For almost every sweep tube I have tested the optimum resistor ratio is 10:1. Use 300K from plate to grid, and 30K from grid to ground. This ratio sets the amount of "triodeness" that you get from the tube. It also sets the control grid voltage.

Set the idle current by adjusting the bias voltage on the mosfet (the DC offset on the source). The real amps I have made have a pot on the gate to adjust the bias. That's the three resistors seen in my sim.

The optimum screen voltage for most sweep tubes is 150 to 175 volts. Start with 150 volts measured from screen to cathode. This means that the screen to ground voltage will be dependent on the bias (source offset) voltage. My UNSET board runs a screen supply of about 175 volts. The cathode voltage is around 60 to 65 volts. Idle screen to cathode voltage is about 110 volts increasing to 170 at full current.

You should notice that both the screen and control grids are driven by the signal voltage as the cathode moves toward ground when the stage is driven into more conduction. The control grid is also driven by the negative feedback from the plate, so it sees signal and feedback voltages. All voltages are in phase here, so the complete stage does not invert the signal. Care is needing in decoupling a multi stage amp.

I will try to get more details about the theory and operation together and put it in the UNSET thread on the Tubelab forum. I had surgery Wednesday and am not well recovered yet. Be back to diyAudio when I can.
 
Best wishes for a speedy and full recovery George.

notice that both the screen and control grids are driven by the signal voltage as the cathode moves toward ground when the stage is driven into more conduction.
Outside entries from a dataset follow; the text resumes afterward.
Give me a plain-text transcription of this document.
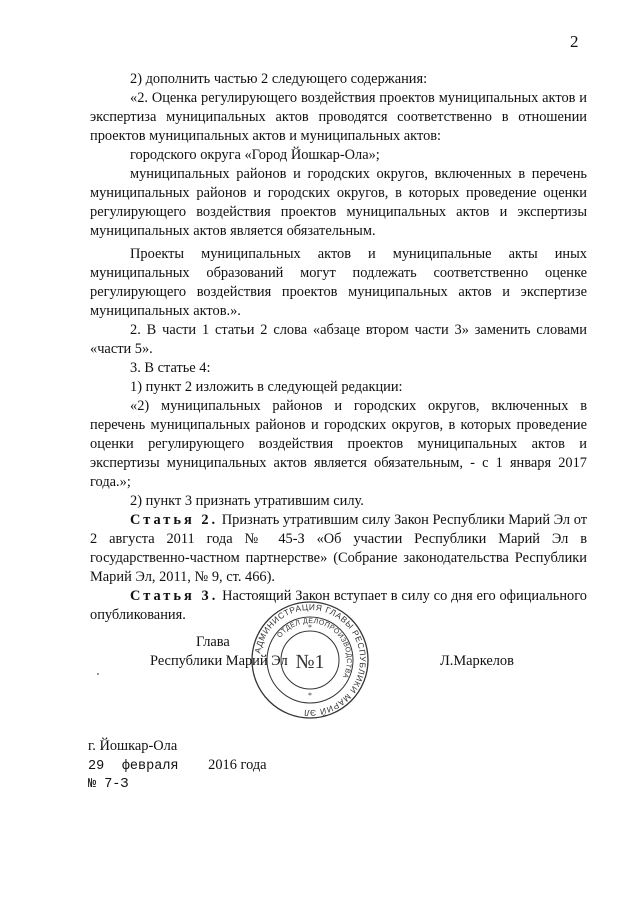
2

2) дополнить частью 2 следующего содержания:

«2. Оценка регулирующего воздействия проектов муниципальных актов и экспертиза муниципальных актов проводятся соответственно в отношении проектов муниципальных актов и муниципальных актов:

городского округа «Город Йошкар-Ола»;

муниципальных районов и городских округов, включенных в перечень муниципальных районов и городских округов, в которых проведение оценки регулирующего воздействия проектов муниципальных актов и экспертизы муниципальных актов является обязательным.

Проекты муниципальных актов и муниципальные акты иных муниципальных образований могут подлежать соответственно оценке регулирующего воздействия проектов муниципальных актов и экспертизе муниципальных актов.».

2. В части 1 статьи 2 слова «абзаце втором части 3» заменить словами «части 5».

3. В статье 4:

1) пункт 2 изложить в следующей редакции:

«2) муниципальных районов и городских округов, включенных в перечень муниципальных районов и городских округов, в которых проведение оценки регулирующего воздействия проектов муниципальных актов и экспертизы муниципальных актов является обязательным, - с 1 января 2017 года.»;

2) пункт 3 признать утратившим силу.

Статья 2. Признать утратившим силу Закон Республики Марий Эл от 2 августа 2011 года № 45-З «Об участии Республики Марий Эл в государственно-частном партнерстве» (Собрание законодательства Республики Марий Эл, 2011, № 9, ст. 466).

Статья 3. Настоящий Закон вступает в силу со дня его официального опубликования.

Глава
Республики Марий Эл	Л.Маркелов
АДМИНИСТРАЦИЯ ГЛАВЫ РЕСПУБЛИКИ МАРИЙ ЭЛ
ОТДЕЛ ДЕЛОПРОИЗВОДСТВА
№1
*
*
г. Йошкар-Ола
29 февраля 2016 года
№ 7-З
The control grid is also driven by the negative feedback from the plate, so it sees signal and feedback voltages.


The incidental role of the screen grid is interesting here, since it is providing some screen grid drive when just anchored to a DC voltage.

Might be interesting to put an N Mosfet follower on grid 2 and then provide some mix (a pot for testing) of feedback from the plate and the fixed V to control Vg2. Would be curious if the distortion could be minimized or something like tuning the amount of 2nd harmonic for triode mode.
 
I assume that you are looking at the schematic that's in post #1 and #3. If so the fet is a P channel since it is a follower with it's drain connected to ground.

I tend to avoid the use of silicon devices in tube amps in the usual common source configuration due to it's nonlinearity. I use them in follower, CCS, and split load PI duty only.